If my city was experiencing the tensions Baltimore is now facing, it would be sorely tempting for me just to stay inside and bar the doors!  Ignoring huge problems seems like a reasonable solution to someone not abiding in Jesus.

But so many people are showing the fruits of the spirit in Baltimore.  Teachers and principals at area high schools are trying desperately to make their student feel heard and safe.  Community centers threw together spur of the moment day care centers for families who had to work despite schools being closed Monday.  Children and adults were out on the street first thing in the morning, cleaning up and claiming their community. Clergy and faithful lay people who have been out on the streets for days, marching and praying and offering communion to anyone who will have it.

I imagine many of these souls are people who abide.  I imagine many of these people deeply know the love of God and have had their character shaped by a lifetime of prayer and Christian community.  They know that loving God always results in loving people.  Being a branch means being connected to the vine, but also reaching out to all the other branches.  Every branch is connected to the same vine.  We all belong to each other.

As you know, a handful of us here at St. Paul’s have been taking an enneagram class with Sarah Tremaine.  The enneagram is a map of the human condition, in a way, and each of the nine personality types has some very particular disconnect with God.  A particular way in which their branch doesn’t quite connect with the vine.

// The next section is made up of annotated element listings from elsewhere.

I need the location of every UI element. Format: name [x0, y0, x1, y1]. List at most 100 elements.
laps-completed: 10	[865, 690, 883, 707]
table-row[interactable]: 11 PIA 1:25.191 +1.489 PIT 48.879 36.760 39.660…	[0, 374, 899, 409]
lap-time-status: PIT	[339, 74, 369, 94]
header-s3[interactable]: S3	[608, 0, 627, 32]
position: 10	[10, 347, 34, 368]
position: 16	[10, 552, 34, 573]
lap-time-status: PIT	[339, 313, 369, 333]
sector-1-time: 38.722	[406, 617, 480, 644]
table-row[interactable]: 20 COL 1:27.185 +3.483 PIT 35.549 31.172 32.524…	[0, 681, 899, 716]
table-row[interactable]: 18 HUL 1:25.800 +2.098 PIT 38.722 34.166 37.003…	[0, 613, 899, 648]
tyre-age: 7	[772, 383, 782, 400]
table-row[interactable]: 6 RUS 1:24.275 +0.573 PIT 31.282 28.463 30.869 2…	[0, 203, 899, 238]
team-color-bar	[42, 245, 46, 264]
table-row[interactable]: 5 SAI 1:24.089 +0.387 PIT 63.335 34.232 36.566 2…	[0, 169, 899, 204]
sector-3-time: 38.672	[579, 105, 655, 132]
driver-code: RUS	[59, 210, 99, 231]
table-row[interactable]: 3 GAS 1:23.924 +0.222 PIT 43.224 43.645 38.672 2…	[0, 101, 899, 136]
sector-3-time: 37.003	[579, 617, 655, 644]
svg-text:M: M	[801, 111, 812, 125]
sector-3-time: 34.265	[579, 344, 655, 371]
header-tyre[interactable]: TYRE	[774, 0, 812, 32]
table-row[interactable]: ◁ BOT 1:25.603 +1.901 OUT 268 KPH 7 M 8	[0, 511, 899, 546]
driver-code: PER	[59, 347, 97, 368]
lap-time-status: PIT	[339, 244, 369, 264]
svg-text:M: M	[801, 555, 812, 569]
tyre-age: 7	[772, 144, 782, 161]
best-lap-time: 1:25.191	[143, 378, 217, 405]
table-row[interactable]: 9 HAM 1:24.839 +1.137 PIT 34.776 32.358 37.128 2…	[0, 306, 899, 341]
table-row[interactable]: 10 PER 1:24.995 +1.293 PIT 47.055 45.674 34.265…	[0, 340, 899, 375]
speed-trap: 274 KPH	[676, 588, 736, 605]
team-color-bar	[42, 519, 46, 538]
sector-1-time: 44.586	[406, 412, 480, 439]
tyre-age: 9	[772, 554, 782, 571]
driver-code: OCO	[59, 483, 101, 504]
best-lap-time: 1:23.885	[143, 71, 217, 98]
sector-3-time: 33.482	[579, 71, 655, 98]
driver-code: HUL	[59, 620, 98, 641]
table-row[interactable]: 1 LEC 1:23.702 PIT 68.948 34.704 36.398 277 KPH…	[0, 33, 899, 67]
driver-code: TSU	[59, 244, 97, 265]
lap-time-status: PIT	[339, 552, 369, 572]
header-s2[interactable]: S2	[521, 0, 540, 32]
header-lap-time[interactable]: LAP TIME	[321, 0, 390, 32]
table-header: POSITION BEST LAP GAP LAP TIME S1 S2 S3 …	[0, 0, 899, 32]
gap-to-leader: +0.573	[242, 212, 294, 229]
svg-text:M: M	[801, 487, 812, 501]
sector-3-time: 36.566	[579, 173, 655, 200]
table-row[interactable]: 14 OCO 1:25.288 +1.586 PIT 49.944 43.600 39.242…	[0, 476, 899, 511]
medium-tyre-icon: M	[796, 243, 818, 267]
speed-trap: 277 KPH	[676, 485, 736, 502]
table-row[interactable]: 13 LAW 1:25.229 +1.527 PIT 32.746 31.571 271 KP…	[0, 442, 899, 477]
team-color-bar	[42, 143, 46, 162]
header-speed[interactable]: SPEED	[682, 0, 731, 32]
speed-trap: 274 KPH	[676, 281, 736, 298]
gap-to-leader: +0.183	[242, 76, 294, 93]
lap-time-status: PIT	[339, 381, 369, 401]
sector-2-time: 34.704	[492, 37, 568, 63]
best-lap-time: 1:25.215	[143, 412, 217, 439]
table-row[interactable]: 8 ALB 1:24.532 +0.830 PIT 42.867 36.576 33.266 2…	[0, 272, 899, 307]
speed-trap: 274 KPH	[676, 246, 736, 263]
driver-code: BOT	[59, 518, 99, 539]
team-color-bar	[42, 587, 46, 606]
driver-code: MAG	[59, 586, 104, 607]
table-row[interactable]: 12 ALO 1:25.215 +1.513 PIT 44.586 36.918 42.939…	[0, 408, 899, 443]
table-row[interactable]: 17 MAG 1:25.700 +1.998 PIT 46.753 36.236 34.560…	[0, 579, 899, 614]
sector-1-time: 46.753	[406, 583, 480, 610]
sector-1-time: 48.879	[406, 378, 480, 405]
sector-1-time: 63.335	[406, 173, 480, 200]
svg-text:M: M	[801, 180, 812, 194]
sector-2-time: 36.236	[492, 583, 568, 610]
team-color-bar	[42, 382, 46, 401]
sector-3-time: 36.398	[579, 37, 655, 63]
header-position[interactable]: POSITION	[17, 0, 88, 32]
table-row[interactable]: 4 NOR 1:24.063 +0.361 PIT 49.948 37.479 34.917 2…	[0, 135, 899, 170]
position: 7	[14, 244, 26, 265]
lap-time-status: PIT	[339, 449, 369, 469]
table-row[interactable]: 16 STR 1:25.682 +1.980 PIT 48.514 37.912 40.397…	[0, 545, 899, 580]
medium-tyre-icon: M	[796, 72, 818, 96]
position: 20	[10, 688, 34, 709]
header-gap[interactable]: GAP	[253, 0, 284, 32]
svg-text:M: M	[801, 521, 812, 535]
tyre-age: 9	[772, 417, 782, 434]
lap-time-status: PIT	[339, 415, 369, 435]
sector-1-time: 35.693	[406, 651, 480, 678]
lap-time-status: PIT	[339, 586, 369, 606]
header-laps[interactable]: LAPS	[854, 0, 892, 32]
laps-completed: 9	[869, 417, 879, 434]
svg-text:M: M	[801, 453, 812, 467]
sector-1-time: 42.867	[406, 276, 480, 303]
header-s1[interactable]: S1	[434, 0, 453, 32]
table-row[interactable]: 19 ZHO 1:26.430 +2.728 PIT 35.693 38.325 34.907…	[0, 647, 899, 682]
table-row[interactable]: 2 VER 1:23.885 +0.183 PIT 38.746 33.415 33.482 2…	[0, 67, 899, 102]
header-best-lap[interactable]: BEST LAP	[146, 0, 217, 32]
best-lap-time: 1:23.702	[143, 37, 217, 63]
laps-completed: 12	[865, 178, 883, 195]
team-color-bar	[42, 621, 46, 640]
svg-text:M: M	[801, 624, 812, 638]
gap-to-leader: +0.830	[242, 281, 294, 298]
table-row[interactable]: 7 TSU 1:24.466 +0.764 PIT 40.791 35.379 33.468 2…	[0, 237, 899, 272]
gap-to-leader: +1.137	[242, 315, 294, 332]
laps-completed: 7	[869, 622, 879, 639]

What has struck me about the class is how the way to heal that disconnect is universal—be in prayer and meditation.  The way that prayer and meditation is shaped may look slightly different for each of the nine types, but the core to healing is connection with God.  Whether you are being blocked by your fear or your perfectionism, or your inability to follow through, or the way you bulldoze through life—whatever your issue, abiding with God, reconnecting with the vine, will help you become more whole and more balanced.

I am the type of person who is always convinced a new organizing system is going to help whatever feeling of disconnect I am currently experiencing.  Surely a new system for my closet or a new way to file papers on my desk will make everything better!  But when huge issues like an earthquake in Nepal or unrest in Baltimore come up, I feel truly overwhelmed.  Target does not sell a single thing that can help the thousands of families who have lost loved ones or people who feel hopeless and marginalized.

But this image of a nurturing vine and loving vine grower can be so helpful and healing to us in big crises.  Because even if we can’t directly solve institutional racism or rescue hurting people, we can stay connected to God, who will lead us to help in the small ways we can.  And by staying connected to God, we also somehow stay connected to those strangers who are suffering, since they are branches on the same vine, after all.  Our prayers reach them, and theirs reach us.

So, abiding is not the work of slackers.  Abiding is the deep work of people who want to break through their own unhealthy patterns and connect to a deeply loving God.  Abiding is for those who have the courage to connect deeply to fellow human beings, even those very different from them.  Abiding is for those humble enough to realize that their own frantic actions or passionate Facebook statuses are not going to solve the world’s problems.

Abiding is for us.  God’s gift to a people who he loves.  May we ever be his fruitful branches.